According to President Weah, most of the agreements seem not to have been meticulously prepared, as there are a number of avoidable types and misinformation, while exhibits referenced in the agreements were not attached.
“In consideration of the foregoing, I hereby recall these agreements from the Liberian Legislature for reassessments by the National Investment Commission to enable them meet fully the procedural and substantives, as well as value for money for the benefit of the Liberian people before possible resubmission to the legislature,” the letter concludes.
But Firestone Liberia, Inc. in a statement dated 16 May issued in Monrovia excerpts that while it is quite understandable that the new Administration of President Weah feels the need to examine an Amendment that it did not negotiate before submitting it for ratification, it is most unfortunate that this already lengthy process will be further delayed.
“Moreover, while we are not aware of any legal or other defects in the Amendment, we look forward to discussing with the Government any concerns it may have. We believe it is in the best interest of the Government and Firestone Liberia to resolve any issues relating to the Amendment and to move the Amendment forward as soon as possible”, the company expresses.
The statement recalls that Firestone began negotiating the amendment in good faith with the Government of Liberia approximately three years ago. It notes that throughout this process, Firestone has worked closely, openly, and in keeping with proper concession procedures with the Government, including the Office of the President, the National Investment Commission, the Ministry of Agriculture, the Ministry of Finance and Development Planning, the Liberian Revenue Authority, various Liberian and foreign legal advisors to Government, the Inter-Ministerial Concessions Committee (“IMCC”) and others, to arrive at an amendment that would provide critical support for the survival of its Liberia-based operation despite continued and unsustainable major financial losses.
“These losses”, it explains, “were brought about because of the drastic fall in the price of natural rubber, high costs associated with Firestone Liberia’s concession operations, as well as low rubber production due to the ongoing rehabilitation and replanting of the entire farm made necessary by the years of civil conflict in Liberia.”

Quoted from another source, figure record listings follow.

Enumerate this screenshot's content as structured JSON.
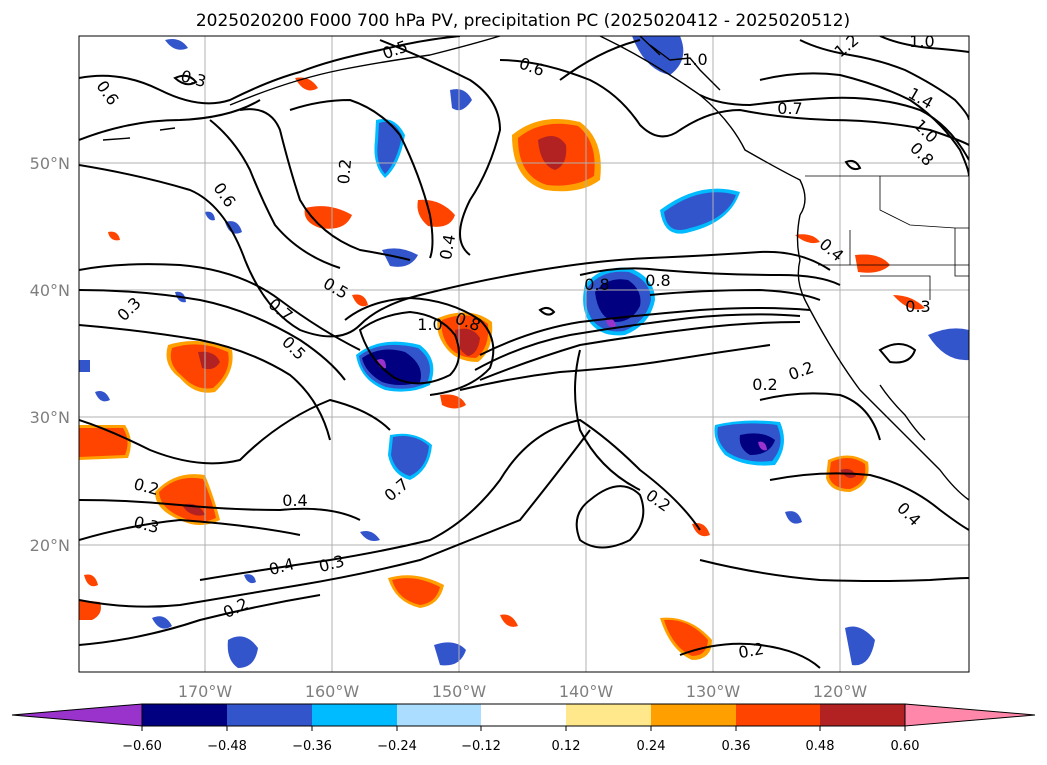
{
  "title": "2025020200 F000 700 hPa PV, precipitation PC (2025020412 - 2025020512)",
  "lat_labels": [
    "50°N",
    "40°N",
    "30°N",
    "20°N"
  ],
  "lon_labels": [
    "170°W",
    "160°W",
    "150°W",
    "140°W",
    "130°W",
    "120°W"
  ],
  "colorbar": {
    "ticks": [
      "−0.60",
      "−0.48",
      "−0.36",
      "−0.24",
      "−0.12",
      "0.12",
      "0.24",
      "0.36",
      "0.48",
      "0.60"
    ],
    "colors": [
      "#9933cc",
      "#000080",
      "#3355cc",
      "#00bbff",
      "#aaddff",
      "#ffffff",
      "#ffe88c",
      "#ffa000",
      "#ff4400",
      "#b22222",
      "#ff88aa"
    ]
  },
  "contour_labels": [
    "0.6",
    "0.5",
    "0.6",
    "1.0",
    "1.2",
    "1.0",
    "1.4",
    "1.0",
    "0.8",
    "0.7",
    "0.2",
    "0.6",
    "0.4",
    "0.5",
    "0.4",
    "0.8",
    "0.3",
    "0.7",
    "0.5",
    "1.0",
    "0.8",
    "0.8",
    "0.3",
    "0.2",
    "0.2",
    "0.2",
    "0.4",
    "0.2",
    "0.3",
    "0.7",
    "0.4",
    "0.3",
    "0.2",
    "0.4",
    "0.2",
    "0.3"
  ]
}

Firestone further maintains that the reasons for the amendment were clearly communicated to the Government during the protracted negotiation process, and as a result, the Government and Firestone came to an agreement on the terms of the amendment.
“Former President Sirleaf sent the duly signed Amendment to the Liberian Legislature for ratification 13 months ago in April 2017. Unfortunately, the Legislature was unable to act during the period between April 2017, when it received the Amendment, and the January 2018 inauguration of President Weah.”
However, Firestone Liberia Management assures that it will continue working together with the Government and people of Liberia to support thousands of jobs for Liberians, to enhance opportunities for Liberian rubber farmers and other business people, and to preserve the long-term viability of the largest private employer in Liberia, saying, “Firestone Liberia stands ready to meet with the Government regarding the Concession Agreement amendment, and we look forward to moving this process forward in a transparent and mutually beneficial way.”